Another key environmental consideration for companies operating in these sectors is how their operations affect our water sources. According to the World Resources Institute (WRI), we face a 56% shortfall of clean water supply by 2030 globally, a figure previously estimated at 40%. This frightening figure emphasises the need for corporate organisations to take full responsibility for industrial waste and how they treat it.

The World Bank has even gone as far as to warn that we face an “invisible” crisis of water pollution that is impacting both communities and economies. It is concerning that around the world, 80% of municipal and industrial wastewater is returned untreated, and in the United States, 50% of rivers are polluted.

Perhaps progress is being made, but is it enough? According to a report published in October 2023 by the UK government’s Environment Agency, there were fewer serious water pollution incidents in the UK in 2022 than in the previous year, but it warned that the number remains “unacceptably high“.

The government also announced around this time that it would be removing the current £250,000 limit on fines that can be issued to companies deemed to be polluting our waters. These changes would effectively open the door to environmental regulators to impose record-breaking fines.

In March 2024, it was reported that more than 80% of the fines dished out by the Environment Agency through prosecutions and other enforcement actions were levied at the water sector in 2022. That is despite water and wastewater firms being responsible for just 9% of serious pollution incidents, according to Utility Week’s analysis of government figures.

As well as the moral duty to do the right thing, to protect the public and wildlife, and the reputational benefits, there is a financial incentive for companies to review how they treat water that goes beyond avoiding fines. The CDP, a not-for-profit charity that runs the global disclosure system for investors, companies, cities, states and regions to manage their environmental impact, believes that water-related risk has a combined business value of US$425 billion, based on 2019 data.
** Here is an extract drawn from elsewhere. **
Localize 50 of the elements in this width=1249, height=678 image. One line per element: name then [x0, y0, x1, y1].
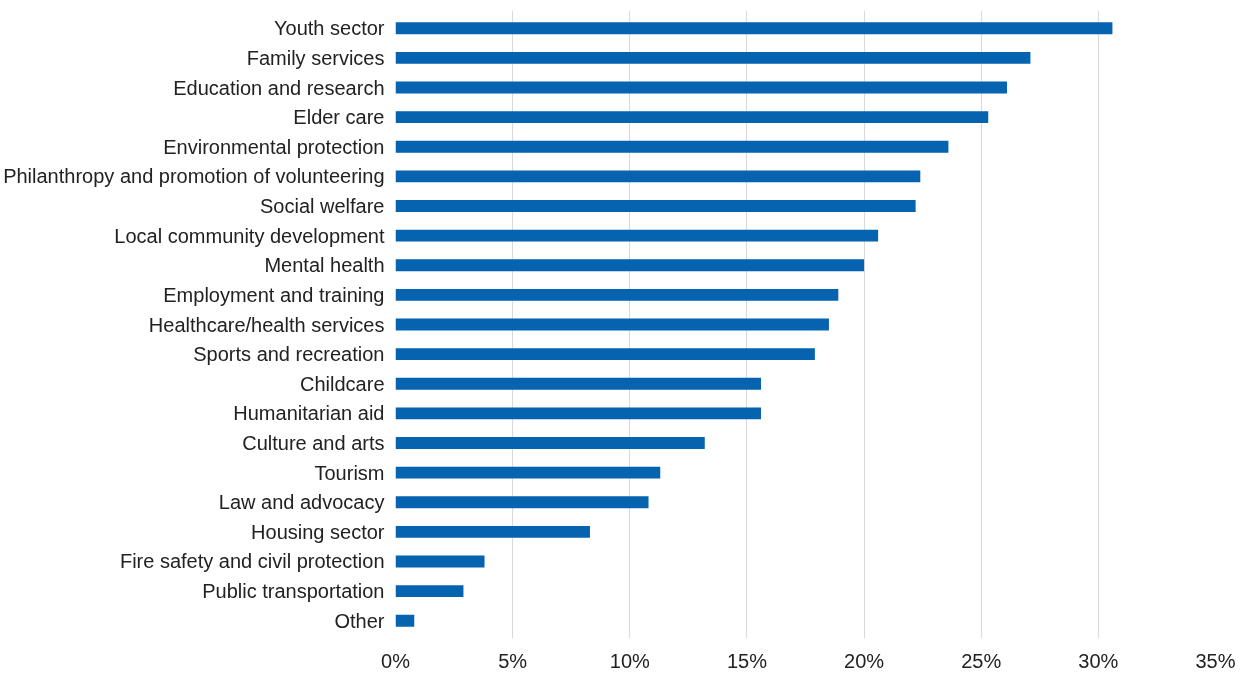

However, the CDP also suggests that for companies who recognise the value in investing in ESG and monitoring their environmental impact, companies could secure $340 billion in water-related business opportunities if they take urgent measures to protect water bodies. There is therefore a financial benefit in companies working in these sectors to recognise their environmental impact, and build solutions into an ESG strategy to operate better for people and the planet, as well as the bottom-line.

The innovation combating water pollution

FYLD works with large water utilities in the UK and across the U.S. to increase productivity, enhance safety and reduce the environmental impact of operations.
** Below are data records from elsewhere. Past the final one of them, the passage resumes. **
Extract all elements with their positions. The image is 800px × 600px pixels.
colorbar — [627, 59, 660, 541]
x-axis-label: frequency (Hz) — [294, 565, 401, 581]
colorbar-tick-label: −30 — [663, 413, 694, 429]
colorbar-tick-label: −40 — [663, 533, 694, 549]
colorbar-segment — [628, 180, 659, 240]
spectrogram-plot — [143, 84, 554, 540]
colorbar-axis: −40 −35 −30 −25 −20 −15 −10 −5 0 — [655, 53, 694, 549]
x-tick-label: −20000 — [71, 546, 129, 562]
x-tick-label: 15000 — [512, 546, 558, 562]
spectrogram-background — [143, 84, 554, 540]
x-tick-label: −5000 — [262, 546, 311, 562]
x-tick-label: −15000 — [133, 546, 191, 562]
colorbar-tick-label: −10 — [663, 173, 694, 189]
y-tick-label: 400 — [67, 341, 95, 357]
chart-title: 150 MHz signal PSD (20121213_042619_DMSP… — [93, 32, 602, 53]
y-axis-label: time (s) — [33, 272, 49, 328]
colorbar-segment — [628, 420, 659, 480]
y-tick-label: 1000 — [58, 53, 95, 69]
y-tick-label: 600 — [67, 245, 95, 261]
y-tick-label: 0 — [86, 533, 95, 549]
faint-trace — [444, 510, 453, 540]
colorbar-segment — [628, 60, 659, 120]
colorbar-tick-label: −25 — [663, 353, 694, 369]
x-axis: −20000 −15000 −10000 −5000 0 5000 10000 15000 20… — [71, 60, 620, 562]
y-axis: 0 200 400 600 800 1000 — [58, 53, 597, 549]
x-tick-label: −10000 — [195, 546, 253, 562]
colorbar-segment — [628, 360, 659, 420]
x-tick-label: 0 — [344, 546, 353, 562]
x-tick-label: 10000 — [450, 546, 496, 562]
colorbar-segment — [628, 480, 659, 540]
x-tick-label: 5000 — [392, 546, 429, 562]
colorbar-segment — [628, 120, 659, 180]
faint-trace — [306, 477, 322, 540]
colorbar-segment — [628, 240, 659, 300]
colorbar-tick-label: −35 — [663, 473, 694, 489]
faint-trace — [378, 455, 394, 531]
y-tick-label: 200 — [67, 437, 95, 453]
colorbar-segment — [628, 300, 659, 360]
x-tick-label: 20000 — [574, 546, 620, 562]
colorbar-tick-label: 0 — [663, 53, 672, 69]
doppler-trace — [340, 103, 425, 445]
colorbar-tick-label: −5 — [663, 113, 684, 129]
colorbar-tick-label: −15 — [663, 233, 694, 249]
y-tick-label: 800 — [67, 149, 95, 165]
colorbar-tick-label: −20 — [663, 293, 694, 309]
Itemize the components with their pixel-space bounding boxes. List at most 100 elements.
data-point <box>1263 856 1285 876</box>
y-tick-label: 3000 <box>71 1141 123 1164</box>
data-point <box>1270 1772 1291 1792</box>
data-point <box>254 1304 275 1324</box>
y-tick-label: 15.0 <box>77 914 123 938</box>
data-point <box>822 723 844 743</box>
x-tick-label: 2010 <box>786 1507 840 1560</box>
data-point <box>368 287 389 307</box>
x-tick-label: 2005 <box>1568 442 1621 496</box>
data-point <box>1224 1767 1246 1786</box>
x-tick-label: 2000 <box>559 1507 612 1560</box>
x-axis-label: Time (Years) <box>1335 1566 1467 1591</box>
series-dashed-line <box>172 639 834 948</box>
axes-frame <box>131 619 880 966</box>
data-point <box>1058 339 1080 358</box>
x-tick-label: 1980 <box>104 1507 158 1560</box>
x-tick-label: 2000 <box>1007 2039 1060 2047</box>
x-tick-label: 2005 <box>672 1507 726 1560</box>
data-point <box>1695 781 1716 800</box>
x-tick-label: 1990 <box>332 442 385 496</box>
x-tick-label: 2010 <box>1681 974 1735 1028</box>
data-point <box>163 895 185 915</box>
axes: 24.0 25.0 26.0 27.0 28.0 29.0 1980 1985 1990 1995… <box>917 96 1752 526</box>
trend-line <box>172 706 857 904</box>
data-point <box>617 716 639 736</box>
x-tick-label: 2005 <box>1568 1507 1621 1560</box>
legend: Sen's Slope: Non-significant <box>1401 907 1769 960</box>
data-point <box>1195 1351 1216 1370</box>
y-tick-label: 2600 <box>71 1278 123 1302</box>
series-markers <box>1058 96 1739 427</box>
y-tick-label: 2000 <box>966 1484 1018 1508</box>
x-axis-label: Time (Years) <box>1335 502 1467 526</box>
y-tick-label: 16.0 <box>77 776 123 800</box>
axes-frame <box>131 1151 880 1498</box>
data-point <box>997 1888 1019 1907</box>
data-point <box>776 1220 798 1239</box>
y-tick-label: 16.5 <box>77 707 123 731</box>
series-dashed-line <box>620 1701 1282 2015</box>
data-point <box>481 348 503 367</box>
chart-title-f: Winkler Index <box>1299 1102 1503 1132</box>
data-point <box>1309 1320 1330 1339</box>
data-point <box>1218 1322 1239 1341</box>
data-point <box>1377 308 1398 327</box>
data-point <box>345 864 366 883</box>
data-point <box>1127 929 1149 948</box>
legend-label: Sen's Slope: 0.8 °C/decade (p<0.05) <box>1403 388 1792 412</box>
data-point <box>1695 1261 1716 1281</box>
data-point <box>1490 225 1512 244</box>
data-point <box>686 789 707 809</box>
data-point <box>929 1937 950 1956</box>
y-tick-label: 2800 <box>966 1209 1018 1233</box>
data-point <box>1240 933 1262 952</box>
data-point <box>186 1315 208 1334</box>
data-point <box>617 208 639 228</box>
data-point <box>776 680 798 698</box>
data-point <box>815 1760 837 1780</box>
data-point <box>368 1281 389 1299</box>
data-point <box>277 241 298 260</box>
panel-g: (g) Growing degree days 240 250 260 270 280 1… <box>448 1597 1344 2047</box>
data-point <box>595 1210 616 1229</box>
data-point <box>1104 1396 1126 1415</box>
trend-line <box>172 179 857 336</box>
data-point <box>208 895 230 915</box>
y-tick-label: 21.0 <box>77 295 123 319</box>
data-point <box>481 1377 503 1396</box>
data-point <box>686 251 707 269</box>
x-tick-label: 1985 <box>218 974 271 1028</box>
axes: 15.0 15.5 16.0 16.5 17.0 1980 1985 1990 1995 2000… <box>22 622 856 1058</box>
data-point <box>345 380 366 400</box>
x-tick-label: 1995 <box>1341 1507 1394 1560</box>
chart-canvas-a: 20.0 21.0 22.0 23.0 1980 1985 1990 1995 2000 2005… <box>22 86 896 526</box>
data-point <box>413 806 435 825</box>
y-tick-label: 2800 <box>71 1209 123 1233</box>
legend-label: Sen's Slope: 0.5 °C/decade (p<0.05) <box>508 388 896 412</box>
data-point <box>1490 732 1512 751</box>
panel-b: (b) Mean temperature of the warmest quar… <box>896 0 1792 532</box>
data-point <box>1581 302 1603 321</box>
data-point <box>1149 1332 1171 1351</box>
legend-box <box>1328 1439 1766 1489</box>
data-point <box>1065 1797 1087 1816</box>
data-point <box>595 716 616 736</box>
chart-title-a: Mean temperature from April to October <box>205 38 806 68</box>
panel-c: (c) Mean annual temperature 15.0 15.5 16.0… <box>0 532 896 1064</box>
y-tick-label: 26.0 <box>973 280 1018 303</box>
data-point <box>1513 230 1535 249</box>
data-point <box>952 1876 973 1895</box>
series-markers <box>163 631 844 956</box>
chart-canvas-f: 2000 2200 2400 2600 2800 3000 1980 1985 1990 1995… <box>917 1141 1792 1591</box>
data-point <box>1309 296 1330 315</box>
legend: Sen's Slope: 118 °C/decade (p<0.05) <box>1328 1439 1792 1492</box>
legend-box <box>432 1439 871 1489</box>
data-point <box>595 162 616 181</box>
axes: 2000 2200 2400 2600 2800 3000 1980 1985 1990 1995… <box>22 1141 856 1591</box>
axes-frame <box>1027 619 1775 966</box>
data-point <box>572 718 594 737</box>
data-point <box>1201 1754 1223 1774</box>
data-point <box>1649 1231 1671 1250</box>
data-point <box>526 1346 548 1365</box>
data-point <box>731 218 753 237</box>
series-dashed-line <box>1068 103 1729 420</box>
A long-standing FYLD customer, Morrison Water Services (MWS), integrated the FYLD platform into its operations and it has transformed the way that projects are planned and monitored, allowing managers to benefit from real-time data on productivity and risk reporting.

Working on a recent water maintenance project in partnership with Yorkshire Water, MWS used FYLD to significantly reduce delays by providing the contractor with up-to-date and accurate survey video from the site. As a result, both MWS and Yorkshire Water have seen a decrease in job aborts, an increase in productivity, and leakages were reduced by 35% at just 8% of the usual outlay it costs to prevent leaks. 

Companies using the FYLD platform benefit from proactive alerts and job blocker updates, which include warnings about pollution levels. As the alerts include evidence of what’s happening in real time, it allows managers to take immediate action to mitigate any adverse impact on the environment and protect the business from any wrongdoing.

It is clear to see; these digital tools empower companies to stay one step ahead of pollution, allowing them to avoid fines, reputational damage and comply with their ESG principles allowing for long-term business growth.